Our data and model suggest that instantaneous social information alters both choice and confidence. After receiving the outcome, experience-derived values and observation-derived values entail comparable contributions to inform future decisions but are distinctively encoded in the vmPFC and the ACC. We further identify an interaction of two brain networks that separately process reward information and social information, and their functional coupling substantiates an RPE and a social prediction error (SPE) as teaching signals for direct learning and social learning.

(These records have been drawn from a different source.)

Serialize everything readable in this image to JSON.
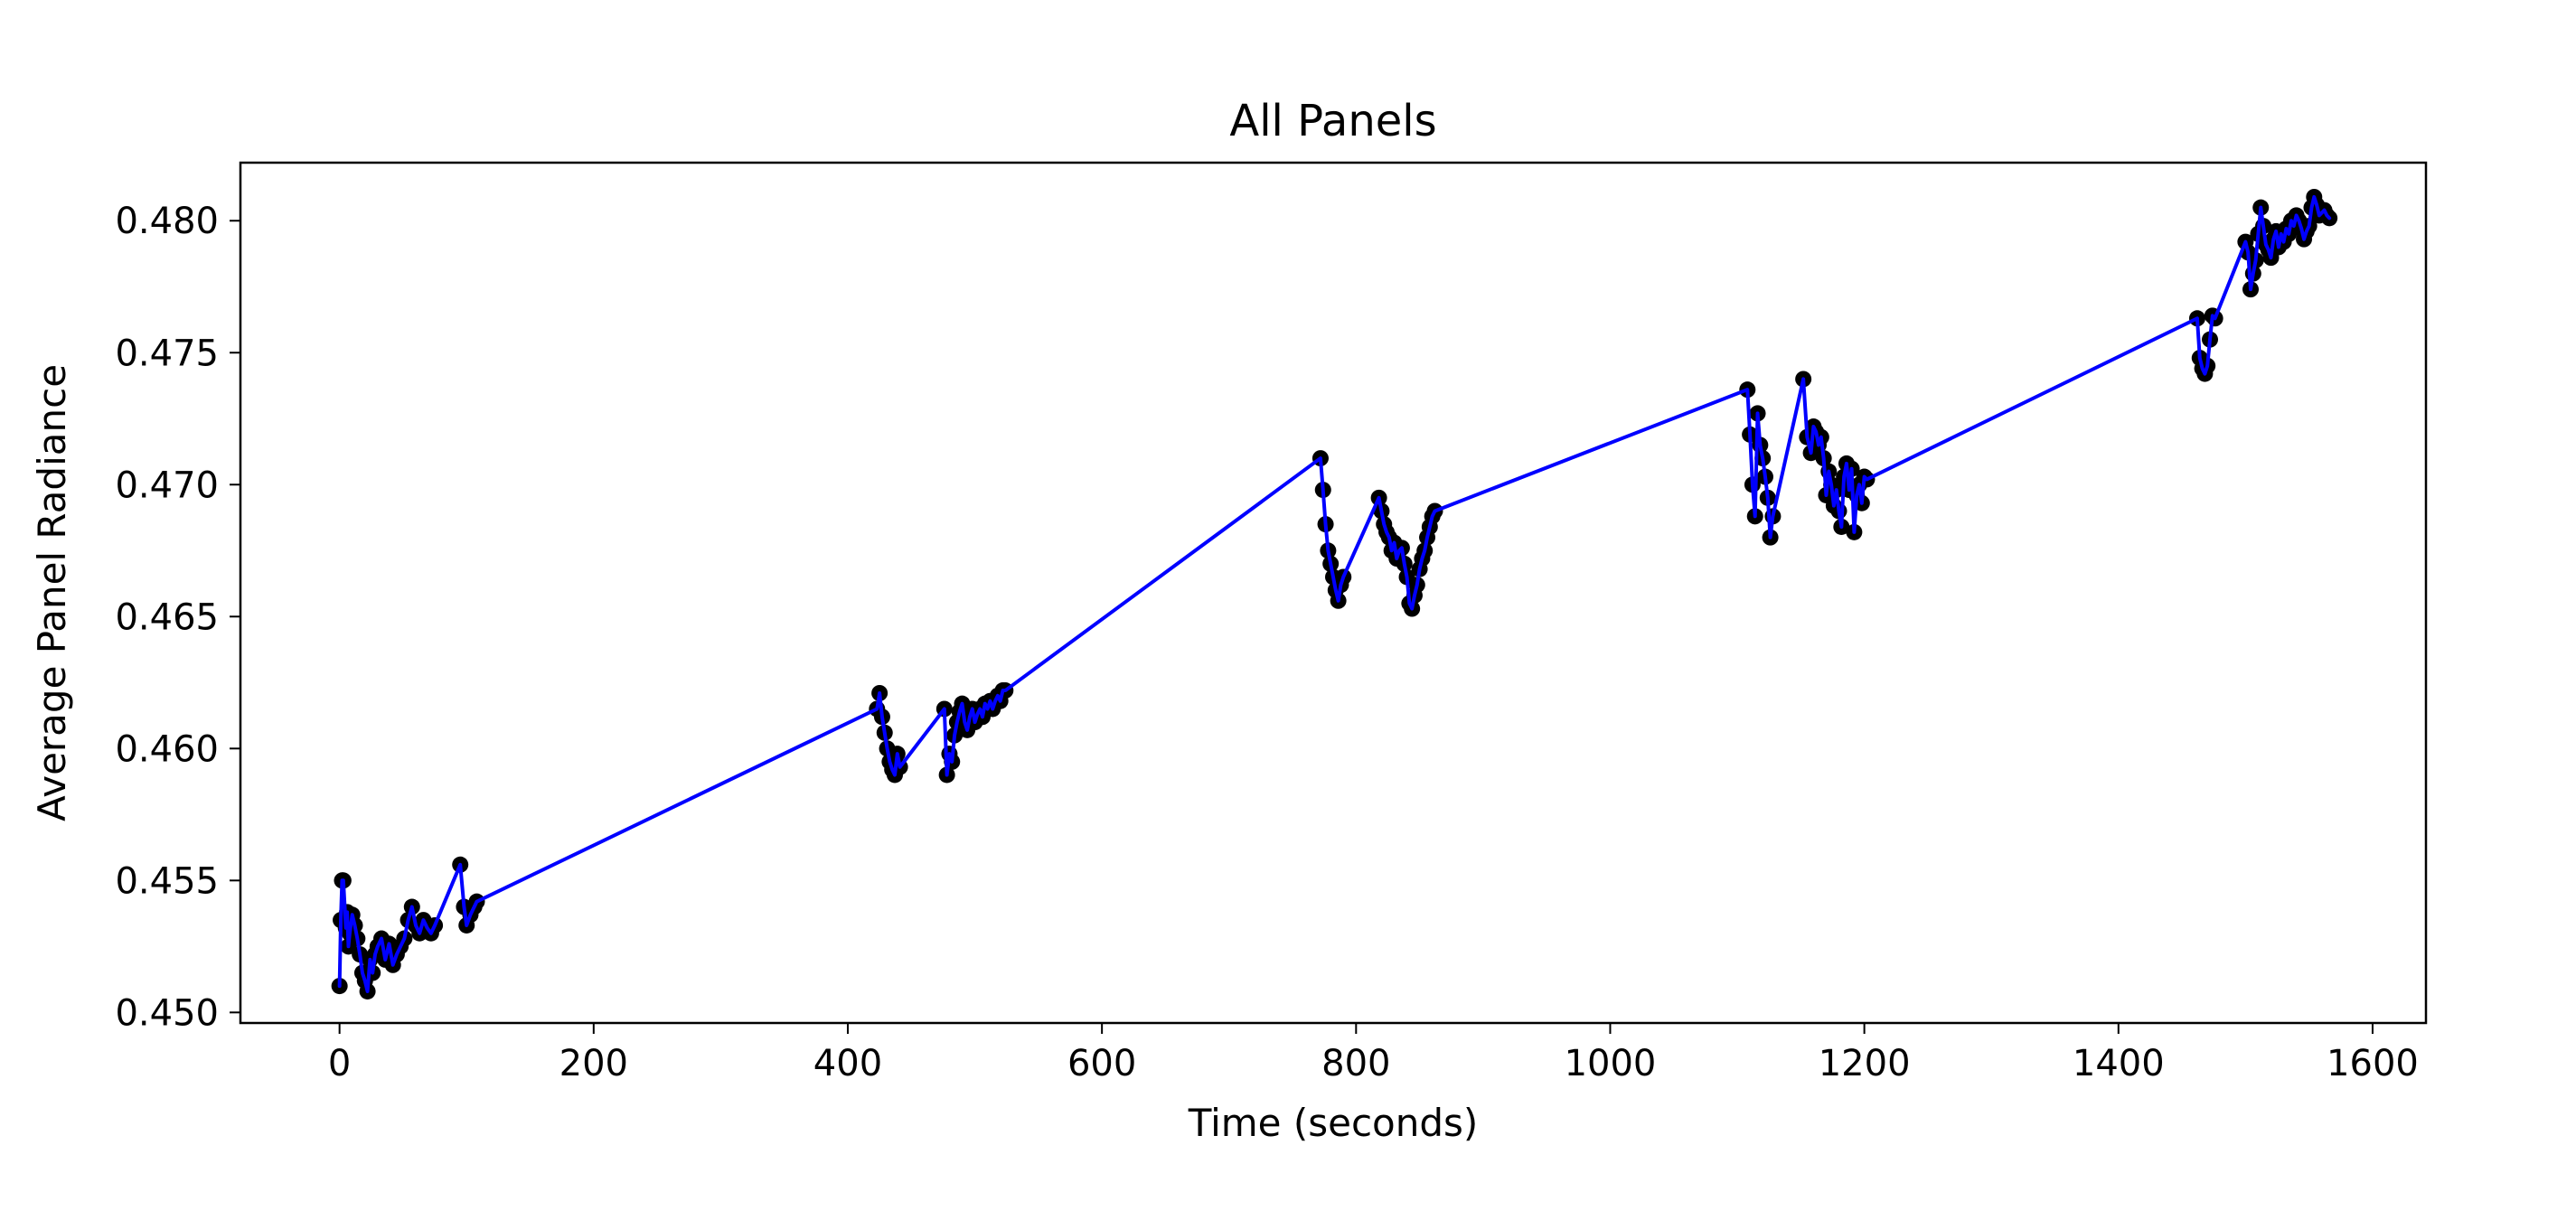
{
  "chart_data": {
    "type": "line",
    "title": "All Panels",
    "xlabel": "Time (seconds)",
    "ylabel": "Average Panel Radiance",
    "xlim": [
      -78,
      1642
    ],
    "ylim": [
      0.4496,
      0.4822
    ],
    "xticks": [
      0,
      200,
      400,
      600,
      800,
      1000,
      1200,
      1400,
      1600
    ],
    "xtick_labels": [
      "0",
      "200",
      "400",
      "600",
      "800",
      "1000",
      "1200",
      "1400",
      "1600"
    ],
    "yticks": [
      0.45,
      0.455,
      0.46,
      0.465,
      0.47,
      0.475,
      0.48
    ],
    "ytick_labels": [
      "0.450",
      "0.455",
      "0.460",
      "0.465",
      "0.470",
      "0.475",
      "0.480"
    ],
    "grid": false,
    "line_color": "#0000ff",
    "marker_color": "#000000",
    "series": [
      {
        "x": [
          0,
          1,
          2,
          3,
          5,
          6,
          7,
          8,
          10,
          12,
          14,
          16,
          18,
          20,
          22,
          24,
          26,
          28,
          30,
          33,
          36,
          39,
          42,
          45,
          48,
          51,
          54,
          57,
          60,
          63,
          66,
          69,
          72,
          75,
          95,
          98,
          100,
          103,
          106,
          108,
          423,
          425,
          427,
          429,
          431,
          433,
          435,
          437,
          439,
          441,
          476,
          478,
          480,
          482,
          484,
          486,
          488,
          490,
          492,
          494,
          496,
          498,
          500,
          502,
          504,
          506,
          508,
          510,
          512,
          514,
          516,
          518,
          520,
          522,
          524,
          772,
          774,
          776,
          778,
          780,
          782,
          784,
          786,
          788,
          790,
          818,
          820,
          822,
          824,
          826,
          828,
          830,
          832,
          834,
          836,
          838,
          840,
          842,
          844,
          846,
          848,
          850,
          852,
          854,
          856,
          858,
          860,
          862,
          1108,
          1110,
          1112,
          1114,
          1116,
          1118,
          1120,
          1122,
          1124,
          1126,
          1128,
          1152,
          1155,
          1158,
          1160,
          1162,
          1164,
          1166,
          1168,
          1170,
          1172,
          1174,
          1176,
          1178,
          1180,
          1182,
          1184,
          1186,
          1188,
          1190,
          1192,
          1194,
          1196,
          1198,
          1200,
          1202,
          1462,
          1464,
          1466,
          1468,
          1470,
          1472,
          1474,
          1476,
          1500,
          1502,
          1504,
          1506,
          1508,
          1510,
          1512,
          1514,
          1516,
          1518,
          1520,
          1522,
          1524,
          1526,
          1528,
          1530,
          1532,
          1534,
          1536,
          1538,
          1540,
          1542,
          1544,
          1546,
          1548,
          1550,
          1552,
          1554,
          1556,
          1558,
          1560,
          1562,
          1564,
          1566
        ],
        "y": [
          0.451,
          0.4535,
          0.455,
          0.455,
          0.4532,
          0.4538,
          0.4525,
          0.453,
          0.4537,
          0.4533,
          0.4528,
          0.4522,
          0.4515,
          0.4512,
          0.4508,
          0.452,
          0.4515,
          0.4522,
          0.4525,
          0.4528,
          0.452,
          0.4526,
          0.4518,
          0.4522,
          0.4525,
          0.4528,
          0.4535,
          0.454,
          0.4533,
          0.453,
          0.4535,
          0.4532,
          0.453,
          0.4533,
          0.4556,
          0.454,
          0.4533,
          0.4537,
          0.454,
          0.4542,
          0.4615,
          0.4621,
          0.4612,
          0.4606,
          0.46,
          0.4595,
          0.4592,
          0.459,
          0.4598,
          0.4593,
          0.4615,
          0.459,
          0.4598,
          0.4595,
          0.4605,
          0.461,
          0.4614,
          0.4617,
          0.461,
          0.4607,
          0.4612,
          0.4615,
          0.461,
          0.4613,
          0.4615,
          0.4612,
          0.4617,
          0.4615,
          0.4618,
          0.4615,
          0.4618,
          0.462,
          0.4618,
          0.4622,
          0.4622,
          0.471,
          0.4698,
          0.4685,
          0.4675,
          0.467,
          0.4665,
          0.466,
          0.4656,
          0.4662,
          0.4665,
          0.4695,
          0.469,
          0.4685,
          0.4682,
          0.468,
          0.4675,
          0.4678,
          0.4672,
          0.4675,
          0.4676,
          0.467,
          0.4665,
          0.4655,
          0.4653,
          0.4658,
          0.4662,
          0.4668,
          0.4672,
          0.4675,
          0.468,
          0.4684,
          0.4688,
          0.469,
          0.4736,
          0.4719,
          0.47,
          0.4688,
          0.4727,
          0.4715,
          0.471,
          0.4703,
          0.4695,
          0.468,
          0.4688,
          0.474,
          0.4718,
          0.4712,
          0.4722,
          0.472,
          0.4715,
          0.4718,
          0.471,
          0.4696,
          0.4705,
          0.47,
          0.4692,
          0.4698,
          0.469,
          0.4684,
          0.4703,
          0.4708,
          0.4698,
          0.4706,
          0.4682,
          0.4696,
          0.47,
          0.4693,
          0.4703,
          0.4702,
          0.4763,
          0.4748,
          0.4744,
          0.4742,
          0.4745,
          0.4755,
          0.4764,
          0.4763,
          0.4792,
          0.4788,
          0.4774,
          0.478,
          0.4785,
          0.4795,
          0.4805,
          0.4798,
          0.4791,
          0.4789,
          0.4786,
          0.4793,
          0.4796,
          0.479,
          0.4795,
          0.4792,
          0.4797,
          0.4795,
          0.48,
          0.4798,
          0.4802,
          0.48,
          0.4797,
          0.4793,
          0.4796,
          0.4798,
          0.4805,
          0.4809,
          0.4806,
          0.4802,
          0.4803,
          0.4804,
          0.4802,
          0.4801
        ]
      }
    ]
  }
}
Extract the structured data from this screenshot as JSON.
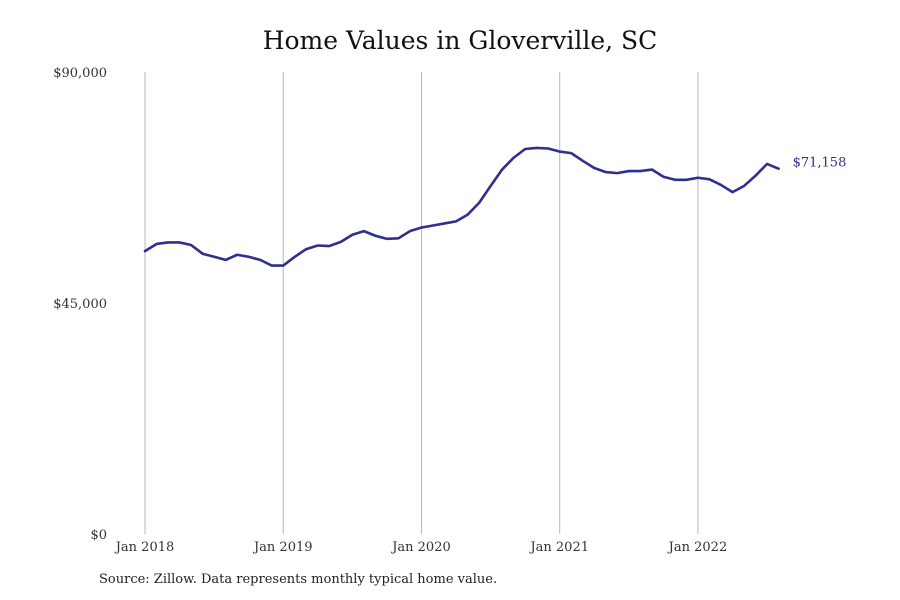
{
  "chart_data": {
    "type": "line",
    "title": "Home Values in Gloverville, SC",
    "xlabel": "",
    "ylabel": "",
    "ylim": [
      0,
      90000
    ],
    "y_ticks": [
      "$0",
      "$45,000",
      "$90,000"
    ],
    "y_tick_values": [
      0,
      45000,
      90000
    ],
    "x_ticks": [
      "Jan 2018",
      "Jan 2019",
      "Jan 2020",
      "Jan 2021",
      "Jan 2022"
    ],
    "x_tick_values": [
      "2018-01",
      "2019-01",
      "2020-01",
      "2021-01",
      "2022-01"
    ],
    "grid": "vertical",
    "legend": "none",
    "line_color": "#2f2f8f",
    "end_label": "$71,158",
    "x": [
      "2018-01",
      "2018-02",
      "2018-03",
      "2018-04",
      "2018-05",
      "2018-06",
      "2018-07",
      "2018-08",
      "2018-09",
      "2018-10",
      "2018-11",
      "2018-12",
      "2019-01",
      "2019-02",
      "2019-03",
      "2019-04",
      "2019-05",
      "2019-06",
      "2019-07",
      "2019-08",
      "2019-09",
      "2019-10",
      "2019-11",
      "2019-12",
      "2020-01",
      "2020-02",
      "2020-03",
      "2020-04",
      "2020-05",
      "2020-06",
      "2020-07",
      "2020-08",
      "2020-09",
      "2020-10",
      "2020-11",
      "2020-12",
      "2021-01",
      "2021-02",
      "2021-03",
      "2021-04",
      "2021-05",
      "2021-06",
      "2021-07",
      "2021-08",
      "2021-09",
      "2021-10",
      "2021-11",
      "2021-12",
      "2022-01",
      "2022-02",
      "2022-03",
      "2022-04",
      "2022-05",
      "2022-06",
      "2022-07",
      "2022-08"
    ],
    "values": [
      55100,
      56500,
      56800,
      56800,
      56300,
      54600,
      54000,
      53400,
      54400,
      54000,
      53400,
      52300,
      52300,
      54000,
      55500,
      56200,
      56100,
      56900,
      58300,
      59000,
      58100,
      57500,
      57600,
      59000,
      59700,
      60100,
      60500,
      60900,
      62200,
      64500,
      67800,
      71000,
      73300,
      75000,
      75200,
      75100,
      74500,
      74200,
      72700,
      71300,
      70500,
      70300,
      70700,
      70700,
      71000,
      69600,
      69000,
      69000,
      69400,
      69100,
      68000,
      66600,
      67800,
      69800,
      72100,
      71158
    ]
  },
  "source_note": "Source: Zillow. Data represents monthly typical home value."
}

Participants (N = 185) in groups of five performed the social influence task, of which 39 were scanned with the MRI scanner. The task design used a multiphase paradigm, enabling us to tease apart every crucial behavior under social influence (Fig. 1A). Participants began each trial with their initial choice (Choice 1) between two abstract fractals with complementary reward probabilities (70 and 30%), followed by their first postdecision bet (Bet 1, an incentivized confidence rating from 1 to 3) (19). After sequentially uncovering the other players’ first decisions in the sequential order of participants’ subjective preference (i.e., participants decided on whose choice to see in the first place and the second place, followed by the remaining two choices), participants had the opportunity to adjust their choice (Choice 2) and bet (Bet 2). The final choice and bet were then multiplied to determine the outcome on that trial (e.g., 3 × 20 = 60 cents). Participants’ actual choices were communicated in real time to every other participant via intranet connections, thus maintaining a high ecological validity. The core of this paradigm was a probabilistic reversal learning (PRL) task (fig. S1B) (20). This PRL implementation required participants to learn and continuously relearn action-outcome associations, thus creating enough uncertainty such that group decisions were likely to be taken into account for behavioral adjustments in second decisions (before outcome delivery; referred to as instantaneous social influence) and for making future decisions on the next trial by observing others’ performance (after outcome delivery; referred to as social learning) together with participants’ own valuation process (referred to as direct learning). These dynamically evolving group decisions also allowed us to parametrically test the effect of group consensus, which moved beyond using only one social partner or an averaged group opinion (2, 12). Although participants were able to gain full action-outcome association at the single-trial level, across trials, participants may acquire additional valuation information by observing others, given the multiple reversal nature of the PRL paradigm. In addition, participants were aware that there was neither cooperation nor competition (see Materials and Methods).